2 min read

The Maynard Doctrine: A guide to the bollocksfest of NHS management jargon

Health economist Professor Alan Maynard turns his attention to the beautiful world of NHS management jargon

The ways in which NHS staff communicate with each other and the public are a wonder to behold! There is redundant use of adjectives to emphasise perfectly adequate nouns … and then there are phrases which are mis-speaking, misleading or just vacuous.

The latter are charitably collectively known as ‘jargon’. Less charitably, they are known as ‘bollocks’.

Following an appeal on Twitter, the following examples of this pathetic use of jargon are offered to stimulate debate and elaboration.

The underlined material is suggested translations for current jargon. My interpretations can be revised if you have better offerings. Many thanks to my initial Twitter responders.

Enlightened NHS organisations wishing to eradicate this abuse of language might adopt the following incentive: each abuser should contribute £10 to Oxfam for each “sin”!

Jargon / translation
Action plan = plan (intrigued to know if users of this term also think in terms of inaction plans? Many NHS plans appear to be inaction plans.)

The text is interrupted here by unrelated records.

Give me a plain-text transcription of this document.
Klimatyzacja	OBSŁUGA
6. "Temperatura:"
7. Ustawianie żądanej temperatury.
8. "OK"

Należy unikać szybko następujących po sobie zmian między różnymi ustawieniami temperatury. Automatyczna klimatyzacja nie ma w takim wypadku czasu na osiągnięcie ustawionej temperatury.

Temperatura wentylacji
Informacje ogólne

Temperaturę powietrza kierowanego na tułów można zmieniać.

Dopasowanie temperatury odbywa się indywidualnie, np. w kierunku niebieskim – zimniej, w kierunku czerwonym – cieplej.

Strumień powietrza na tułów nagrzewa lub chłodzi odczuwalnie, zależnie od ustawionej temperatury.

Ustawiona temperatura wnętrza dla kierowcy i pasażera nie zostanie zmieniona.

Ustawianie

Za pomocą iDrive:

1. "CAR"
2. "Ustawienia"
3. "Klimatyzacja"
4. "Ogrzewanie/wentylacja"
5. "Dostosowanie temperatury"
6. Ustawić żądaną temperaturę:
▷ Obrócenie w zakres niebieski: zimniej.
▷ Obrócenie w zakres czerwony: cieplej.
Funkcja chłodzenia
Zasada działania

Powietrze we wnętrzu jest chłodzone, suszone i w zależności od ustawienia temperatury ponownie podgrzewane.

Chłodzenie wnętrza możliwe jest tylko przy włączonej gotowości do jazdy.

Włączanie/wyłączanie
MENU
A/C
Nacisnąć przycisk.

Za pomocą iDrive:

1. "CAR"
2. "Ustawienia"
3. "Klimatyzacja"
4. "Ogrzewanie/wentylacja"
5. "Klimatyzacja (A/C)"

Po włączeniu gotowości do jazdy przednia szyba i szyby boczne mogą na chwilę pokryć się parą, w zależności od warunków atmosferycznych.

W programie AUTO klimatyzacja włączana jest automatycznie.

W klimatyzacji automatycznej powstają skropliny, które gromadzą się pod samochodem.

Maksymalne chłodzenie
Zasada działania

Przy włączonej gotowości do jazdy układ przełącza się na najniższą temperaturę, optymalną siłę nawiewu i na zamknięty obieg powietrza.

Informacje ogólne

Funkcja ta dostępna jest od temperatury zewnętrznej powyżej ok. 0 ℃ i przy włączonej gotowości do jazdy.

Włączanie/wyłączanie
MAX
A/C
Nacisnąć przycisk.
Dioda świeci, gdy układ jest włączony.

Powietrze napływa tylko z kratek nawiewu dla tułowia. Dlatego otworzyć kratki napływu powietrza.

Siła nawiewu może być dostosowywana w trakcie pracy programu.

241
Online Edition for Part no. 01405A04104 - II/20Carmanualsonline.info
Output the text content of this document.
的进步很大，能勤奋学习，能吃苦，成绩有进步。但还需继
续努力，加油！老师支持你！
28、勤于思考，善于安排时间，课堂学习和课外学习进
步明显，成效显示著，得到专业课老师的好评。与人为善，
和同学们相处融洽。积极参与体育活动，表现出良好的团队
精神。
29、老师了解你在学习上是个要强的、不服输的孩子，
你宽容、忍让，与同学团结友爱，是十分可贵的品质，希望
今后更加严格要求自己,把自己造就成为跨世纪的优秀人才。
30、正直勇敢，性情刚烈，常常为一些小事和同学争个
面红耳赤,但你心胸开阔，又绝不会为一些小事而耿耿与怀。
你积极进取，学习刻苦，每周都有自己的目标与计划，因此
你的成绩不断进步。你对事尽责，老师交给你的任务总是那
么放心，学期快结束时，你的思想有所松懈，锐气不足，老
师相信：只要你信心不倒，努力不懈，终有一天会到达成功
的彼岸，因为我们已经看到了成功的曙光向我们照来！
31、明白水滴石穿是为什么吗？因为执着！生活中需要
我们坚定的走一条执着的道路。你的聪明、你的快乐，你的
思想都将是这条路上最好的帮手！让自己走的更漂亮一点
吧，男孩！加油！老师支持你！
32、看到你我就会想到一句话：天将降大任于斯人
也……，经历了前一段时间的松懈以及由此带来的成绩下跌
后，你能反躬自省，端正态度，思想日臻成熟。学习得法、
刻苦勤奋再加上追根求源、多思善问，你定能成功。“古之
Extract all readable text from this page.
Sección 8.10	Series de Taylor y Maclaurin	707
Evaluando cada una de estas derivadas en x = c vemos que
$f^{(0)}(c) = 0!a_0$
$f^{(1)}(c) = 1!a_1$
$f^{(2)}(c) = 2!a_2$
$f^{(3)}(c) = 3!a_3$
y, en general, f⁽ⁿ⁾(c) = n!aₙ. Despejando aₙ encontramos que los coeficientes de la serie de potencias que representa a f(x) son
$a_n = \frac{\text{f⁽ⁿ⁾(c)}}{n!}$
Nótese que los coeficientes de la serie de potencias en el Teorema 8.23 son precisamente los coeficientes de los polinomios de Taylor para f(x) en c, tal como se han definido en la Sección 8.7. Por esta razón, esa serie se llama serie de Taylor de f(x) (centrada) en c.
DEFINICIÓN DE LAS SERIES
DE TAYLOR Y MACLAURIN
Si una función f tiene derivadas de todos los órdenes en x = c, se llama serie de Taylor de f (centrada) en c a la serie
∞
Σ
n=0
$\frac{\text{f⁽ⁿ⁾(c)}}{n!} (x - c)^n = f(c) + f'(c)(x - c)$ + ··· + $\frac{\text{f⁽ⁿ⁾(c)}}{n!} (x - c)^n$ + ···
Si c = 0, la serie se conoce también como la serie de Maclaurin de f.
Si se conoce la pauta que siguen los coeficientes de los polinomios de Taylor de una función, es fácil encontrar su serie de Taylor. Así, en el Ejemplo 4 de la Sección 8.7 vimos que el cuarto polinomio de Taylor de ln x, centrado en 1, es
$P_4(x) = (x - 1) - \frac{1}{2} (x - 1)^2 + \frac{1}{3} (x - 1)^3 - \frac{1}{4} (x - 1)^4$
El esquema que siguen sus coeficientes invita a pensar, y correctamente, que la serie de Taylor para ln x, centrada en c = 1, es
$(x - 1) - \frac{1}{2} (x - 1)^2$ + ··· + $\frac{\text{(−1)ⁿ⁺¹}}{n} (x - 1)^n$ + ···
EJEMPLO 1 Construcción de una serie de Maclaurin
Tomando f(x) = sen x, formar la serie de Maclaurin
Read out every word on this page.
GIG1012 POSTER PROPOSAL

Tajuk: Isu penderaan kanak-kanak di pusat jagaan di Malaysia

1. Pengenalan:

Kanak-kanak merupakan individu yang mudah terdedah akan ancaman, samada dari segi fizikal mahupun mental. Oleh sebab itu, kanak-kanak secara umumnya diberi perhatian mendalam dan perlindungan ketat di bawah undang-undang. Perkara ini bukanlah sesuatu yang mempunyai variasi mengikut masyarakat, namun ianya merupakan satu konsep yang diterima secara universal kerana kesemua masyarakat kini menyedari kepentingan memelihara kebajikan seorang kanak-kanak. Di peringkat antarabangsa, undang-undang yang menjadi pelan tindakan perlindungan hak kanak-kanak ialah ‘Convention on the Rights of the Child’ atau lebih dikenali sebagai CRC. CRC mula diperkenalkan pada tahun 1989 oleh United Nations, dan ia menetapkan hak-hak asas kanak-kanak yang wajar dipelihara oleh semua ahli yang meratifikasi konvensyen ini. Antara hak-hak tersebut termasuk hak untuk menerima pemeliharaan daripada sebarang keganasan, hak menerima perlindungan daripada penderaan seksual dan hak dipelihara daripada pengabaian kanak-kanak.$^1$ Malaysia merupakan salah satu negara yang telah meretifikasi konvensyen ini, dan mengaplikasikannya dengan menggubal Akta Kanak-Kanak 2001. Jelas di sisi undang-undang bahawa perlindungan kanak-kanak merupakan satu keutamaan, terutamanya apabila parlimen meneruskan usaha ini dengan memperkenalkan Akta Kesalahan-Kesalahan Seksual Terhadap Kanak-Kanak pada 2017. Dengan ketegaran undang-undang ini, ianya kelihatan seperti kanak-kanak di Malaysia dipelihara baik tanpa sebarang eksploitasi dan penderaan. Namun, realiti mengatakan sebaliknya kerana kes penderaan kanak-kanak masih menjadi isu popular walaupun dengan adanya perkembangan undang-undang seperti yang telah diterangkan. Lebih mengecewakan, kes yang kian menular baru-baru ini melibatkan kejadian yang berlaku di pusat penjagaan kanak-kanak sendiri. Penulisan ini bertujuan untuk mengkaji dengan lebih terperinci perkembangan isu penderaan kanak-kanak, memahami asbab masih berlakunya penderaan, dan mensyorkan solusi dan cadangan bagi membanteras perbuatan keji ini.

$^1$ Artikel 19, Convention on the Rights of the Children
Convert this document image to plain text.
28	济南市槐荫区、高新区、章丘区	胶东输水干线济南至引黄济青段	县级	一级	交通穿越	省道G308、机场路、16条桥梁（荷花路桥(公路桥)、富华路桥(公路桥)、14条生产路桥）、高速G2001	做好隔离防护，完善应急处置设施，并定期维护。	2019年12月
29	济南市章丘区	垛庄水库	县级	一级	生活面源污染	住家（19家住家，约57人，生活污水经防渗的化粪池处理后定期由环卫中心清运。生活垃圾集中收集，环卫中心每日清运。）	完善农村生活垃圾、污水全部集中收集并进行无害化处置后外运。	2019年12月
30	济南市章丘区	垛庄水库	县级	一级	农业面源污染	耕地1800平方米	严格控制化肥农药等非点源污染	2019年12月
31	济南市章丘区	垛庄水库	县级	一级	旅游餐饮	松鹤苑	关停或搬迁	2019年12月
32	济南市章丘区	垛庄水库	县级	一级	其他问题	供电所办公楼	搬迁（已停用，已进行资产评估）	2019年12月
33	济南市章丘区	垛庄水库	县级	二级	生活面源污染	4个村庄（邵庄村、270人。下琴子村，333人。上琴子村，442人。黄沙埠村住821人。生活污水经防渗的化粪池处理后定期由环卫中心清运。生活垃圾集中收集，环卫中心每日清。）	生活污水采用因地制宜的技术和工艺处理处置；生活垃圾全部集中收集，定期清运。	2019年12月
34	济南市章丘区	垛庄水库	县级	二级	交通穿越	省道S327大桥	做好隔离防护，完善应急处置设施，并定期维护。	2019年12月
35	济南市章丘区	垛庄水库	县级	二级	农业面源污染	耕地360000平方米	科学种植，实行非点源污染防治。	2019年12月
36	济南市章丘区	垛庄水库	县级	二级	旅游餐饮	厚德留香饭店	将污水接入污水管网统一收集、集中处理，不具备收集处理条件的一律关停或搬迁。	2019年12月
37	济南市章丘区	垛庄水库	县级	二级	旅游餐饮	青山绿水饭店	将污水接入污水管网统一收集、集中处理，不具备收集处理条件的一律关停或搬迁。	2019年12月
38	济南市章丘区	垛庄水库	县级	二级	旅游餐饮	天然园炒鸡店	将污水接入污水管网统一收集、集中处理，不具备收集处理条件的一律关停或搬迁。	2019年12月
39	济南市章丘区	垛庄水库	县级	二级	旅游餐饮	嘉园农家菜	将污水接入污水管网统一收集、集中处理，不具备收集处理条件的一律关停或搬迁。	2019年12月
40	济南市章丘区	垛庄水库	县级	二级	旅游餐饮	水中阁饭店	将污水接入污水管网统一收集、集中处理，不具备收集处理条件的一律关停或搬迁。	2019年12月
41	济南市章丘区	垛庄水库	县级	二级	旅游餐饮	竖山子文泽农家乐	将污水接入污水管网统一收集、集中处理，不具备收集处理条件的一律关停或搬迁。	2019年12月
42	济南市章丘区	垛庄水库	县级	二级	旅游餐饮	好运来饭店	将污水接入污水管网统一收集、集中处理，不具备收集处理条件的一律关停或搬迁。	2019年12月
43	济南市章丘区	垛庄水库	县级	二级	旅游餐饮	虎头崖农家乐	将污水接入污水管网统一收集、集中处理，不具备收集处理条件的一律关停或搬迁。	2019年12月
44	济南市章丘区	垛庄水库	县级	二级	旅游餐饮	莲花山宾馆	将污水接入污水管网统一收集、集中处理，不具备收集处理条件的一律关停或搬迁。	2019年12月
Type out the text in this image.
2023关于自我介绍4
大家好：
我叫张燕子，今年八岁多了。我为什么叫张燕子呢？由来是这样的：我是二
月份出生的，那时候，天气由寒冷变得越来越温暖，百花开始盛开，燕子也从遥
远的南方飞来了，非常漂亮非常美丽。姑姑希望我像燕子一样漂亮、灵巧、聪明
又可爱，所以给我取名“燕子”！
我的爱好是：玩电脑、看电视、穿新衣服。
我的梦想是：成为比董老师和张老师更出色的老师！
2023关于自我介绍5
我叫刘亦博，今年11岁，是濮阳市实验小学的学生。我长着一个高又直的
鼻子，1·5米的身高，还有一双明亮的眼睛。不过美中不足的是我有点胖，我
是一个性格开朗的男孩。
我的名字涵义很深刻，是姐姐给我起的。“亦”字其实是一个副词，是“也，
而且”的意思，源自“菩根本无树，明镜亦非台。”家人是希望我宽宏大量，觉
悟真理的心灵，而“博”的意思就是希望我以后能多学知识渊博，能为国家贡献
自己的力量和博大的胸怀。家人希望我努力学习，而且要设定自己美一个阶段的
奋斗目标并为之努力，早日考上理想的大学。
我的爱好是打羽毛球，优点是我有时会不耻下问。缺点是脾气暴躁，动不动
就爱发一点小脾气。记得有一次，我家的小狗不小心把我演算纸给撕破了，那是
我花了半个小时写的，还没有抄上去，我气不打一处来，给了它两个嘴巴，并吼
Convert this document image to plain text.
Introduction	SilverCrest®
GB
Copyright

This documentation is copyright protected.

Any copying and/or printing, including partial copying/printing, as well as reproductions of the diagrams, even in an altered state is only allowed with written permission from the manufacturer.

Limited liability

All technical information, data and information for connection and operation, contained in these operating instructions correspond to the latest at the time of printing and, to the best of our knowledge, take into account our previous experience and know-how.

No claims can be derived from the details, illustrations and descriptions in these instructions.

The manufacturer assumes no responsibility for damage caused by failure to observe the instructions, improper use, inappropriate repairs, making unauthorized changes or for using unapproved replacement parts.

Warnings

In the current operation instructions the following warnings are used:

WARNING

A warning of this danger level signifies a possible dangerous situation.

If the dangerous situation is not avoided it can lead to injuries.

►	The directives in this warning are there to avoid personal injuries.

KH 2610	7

Blue sky thinking = pious, un-evidence-based hopes

Burning platform = we are in the shit

Deep clean = clean

Deep dive = analyse

Doing a piece of work around = analysing, probably superficially, with vague completion date

Drill down = analyse

Effectiveness = not a synonym for efficiency, as commonly yet wrongly supposed. The former tells us us what works; efficiency tells us whether something works at what cost. NHS documents should ban this confusion and fine managers and clinicians for mis-use using the tools of derision and demotion!

Envelopes = money and time limits /  budgets

Holding the ring = shutting up, being loyal and praying

Incentivise = making a vague effort to alter behaviour, usually in an un-evidenced way

Integrated commissioning = 2013’s favourite health policy unicorn; much talked about but rarely seen

Movable feast = the author / speaker is clueless about what’s happening; it’s time to pray

A marathon, not a sprint = this is difficult, don’t blame me if we fail

Need more granularity = yes, thank you, I am aware that my analysis is poor; please shut up while I sort out my deficiencies

Negative uplifts = funding cuts

Pump priming = allocating taxpayers’ resources; generally in poorly designed and un-evaluated ‘wheezes’

Slight discomfort = deficit ahoy - mind out for your job and / or worse patient care

This paper is not robust = this paper is crap and I don’t agree with it, but am trying to be unnecessarily polite to a clueless colleague

Talk offline = kindly shut up: you are embarrassing me. Let’s fix this quietly and discreetly

Transformational = pious, un-evidence-based hopes

Trust over-performance = a good old-fashioned overspend: these are always fun! We are screwing the CCG!